Using heavy equipment to move giant steel beams and gargantuan pieces of debris from the fallen Twin Towers, the workers came across clumps of bodies, raising the number of known dead from 314 to 344.

"We're finding a lot of stuff in there," said construction worker John Yannucci. "It's not a happy sight."

Officials have identified 289 of the bodies, while 5,219 people are listed as missing.

Several media reports, citing unnamed fire department and search officials, said the bodies of at least 12 — and possibly as many as 25 — firefighters were found in the ruins Monday. But officials in the mayor's office said they could not comment on the recovery of bodies until the families had been notified. Officially, 343 firefighters are missing or dead in the attack.

More mourning took place farther north, at Central Park, where 2,500 family members, friends and coworkers gathered at a memorial for employees of Cantor Fitzgerald. The bond firm lost about 700 employees in the attack.

Joan Kirwin's husband, Glenn Kirwin, 40, was a partner with the firm and died in the attacks. She and four others who lost their spouses addressed the crowd.

"On the morning of September 11th, my life, as well as all of yours, changed forever," she said.

The victims' relatives and friends hugged and cried along with the speakers, who included the firm's chief executive, Howard Lutnick, and Mayor Rudolph Giuliani.

Giuliani said some would never completely heal from the wound of the terrorist attack.

"You'll need a great deal of support in getting through this. So will I, so will many, many people in New York City and around the globe," Giuliani said. "Your loss is shared by many, but particularly by a family of eight million people, and I speak for them when I say that your loved ones will never be forgotten."

Back at what has become known as Ground Zero, House Speaker Dennis Hastert, R-Ill., toured the wracked buildings with 108 other members of Congress. He said no one can know how much the recovery effort will cost.

"We don't know if that's the iceberg or the tip of the iceberg," Hastert said.

In a preliminary estimate last week, Senate aides said it would cost about $39 billion to clean up from the Sept. 11 attack and rebuild the city. Washington has pledged at least $20 billion. Some of the debris removal costs will be paid by $1 billion in bonds offered by New York City Monday. The short-term bonds will help with the recovery costs, including unemployment insurance for workers displaced by the attack.

But the damage reached far beyond Manhattan.

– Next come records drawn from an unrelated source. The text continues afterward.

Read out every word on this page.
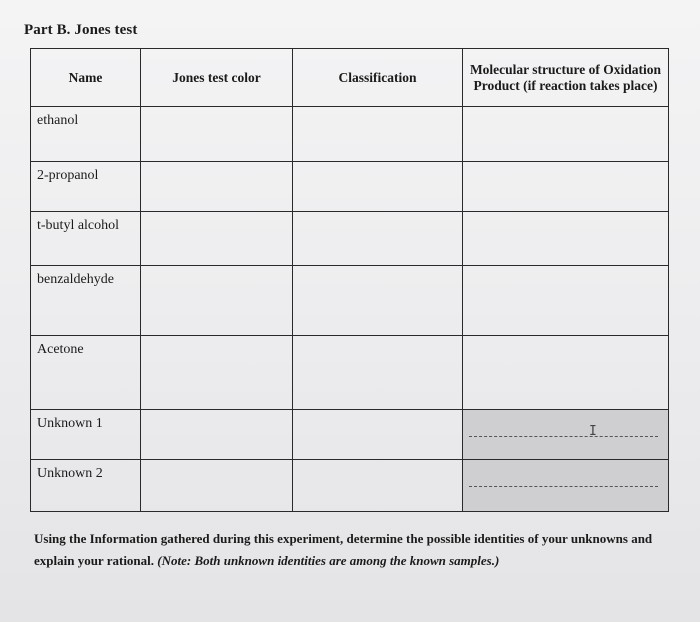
Part B. Jones test
Name	Jones test color	Classification	Molecular structure of Oxidation Product (if reaction takes place)
ethanol			
2-propanol			
t-butyl alcohol			
benzaldehyde			
Acetone			
Unknown 1			I

Unknown 2			
Using the Information gathered during this experiment, determine the possible identities of your unknowns and explain your rational. (Note: Both unknown identities are among the known samples.)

National Guard troops will be patrolling 19 airports around New York state beginning Friday. The 309 armed troops were called up by Gov. George Pataki as part of a nationwide deployment requested by President Bush to provide more security and coax travelers back to flying. More than half of the troops will be assigned to John F. Kennedy and LaGuardia airports in New York City.

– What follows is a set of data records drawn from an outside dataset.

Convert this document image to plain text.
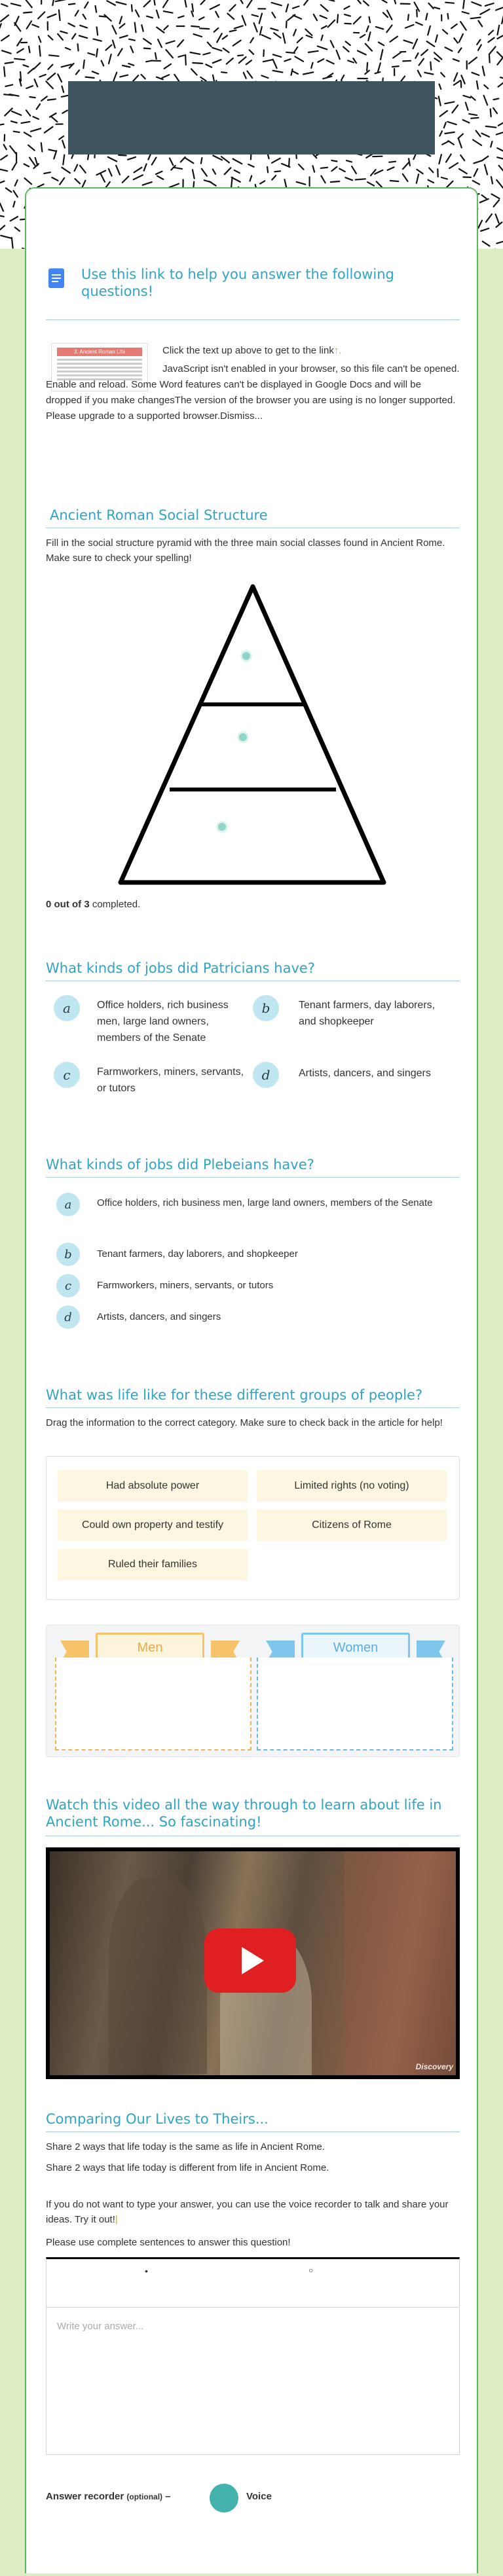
Use this link to help you answer the following questions!
3. Ancient Roman Life	Click the text up above to get to the link↑.
JavaScript isn't enabled in your browser, so this file can't be opened. Enable and reload. Some Word features can't be displayed in Google Docs and will be dropped if you make changesThe version of the browser you are using is no longer supported. Please upgrade to a supported browser.Dismiss...
Ancient Roman Social Structure
Fill in the social structure pyramid with the three main social classes found in Ancient Rome. Make sure to check your spelling!
0 out of 3 completed.
What kinds of jobs did Patricians have?
a	Office holders, rich business men, large land owners, members of the Senate
b	Tenant farmers, day laborers, and shopkeeper
c	Farmworkers, miners, servants, or tutors
d	Artists, dancers, and singers
What kinds of jobs did Plebeians have?
a	Office holders, rich business men, large land owners, members of the Senate
b	Tenant farmers, day laborers, and shopkeeper
c	Farmworkers, miners, servants, or tutors
d	Artists, dancers, and singers
What was life like for these different groups of people?
Drag the information to the correct category. Make sure to check back in the article for help!
Had absolute power	Limited rights (no voting)
Could own property and testify	Citizens of Rome
Ruled their families
Men	Women
Watch this video all the way through to learn about life in Ancient Rome... So fascinating!
Discovery
Comparing Our Lives to Theirs...
Share 2 ways that life today is the same as life in Ancient Rome.
Share 2 ways that life today is different from life in Ancient Rome.
If you do not want to type your answer, you can use the voice recorder to talk and share your ideas. Try it out!|
Please use complete sentences to answer this question!
•	○
Write your answer...
Answer recorder (optional) –	Voice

Their presence "could go on for as along as six months," Pataki said.

In Albany, a study released Monday by state Assembly Democrats estimated that more than 7 percent of the state's private sector jobs, accounting for nearly 15 percent of the state's private sector wages, were threatened or eliminated by the Sept. 11 terrorist attack.

On Wednesday, President Bush was expected to make his second trip to New York City since the attack, probably making a visit to a school.

The director of the Federal Emergency Management Agency, Joe Allbaugh, said he also would be in New York City on Wednesday to visit the site.

Back at the debris field in lower Manhattan, iron worker Donnie Tuohy, 38, said the environment has shifted as most volunteers have been replaced by professional laborers, crane operators and iron workers.

"It's a different mood," he said. "Before, we thought we might find someone alive, but now that seems pretty hopeless."

The Associated Press contributed to this report.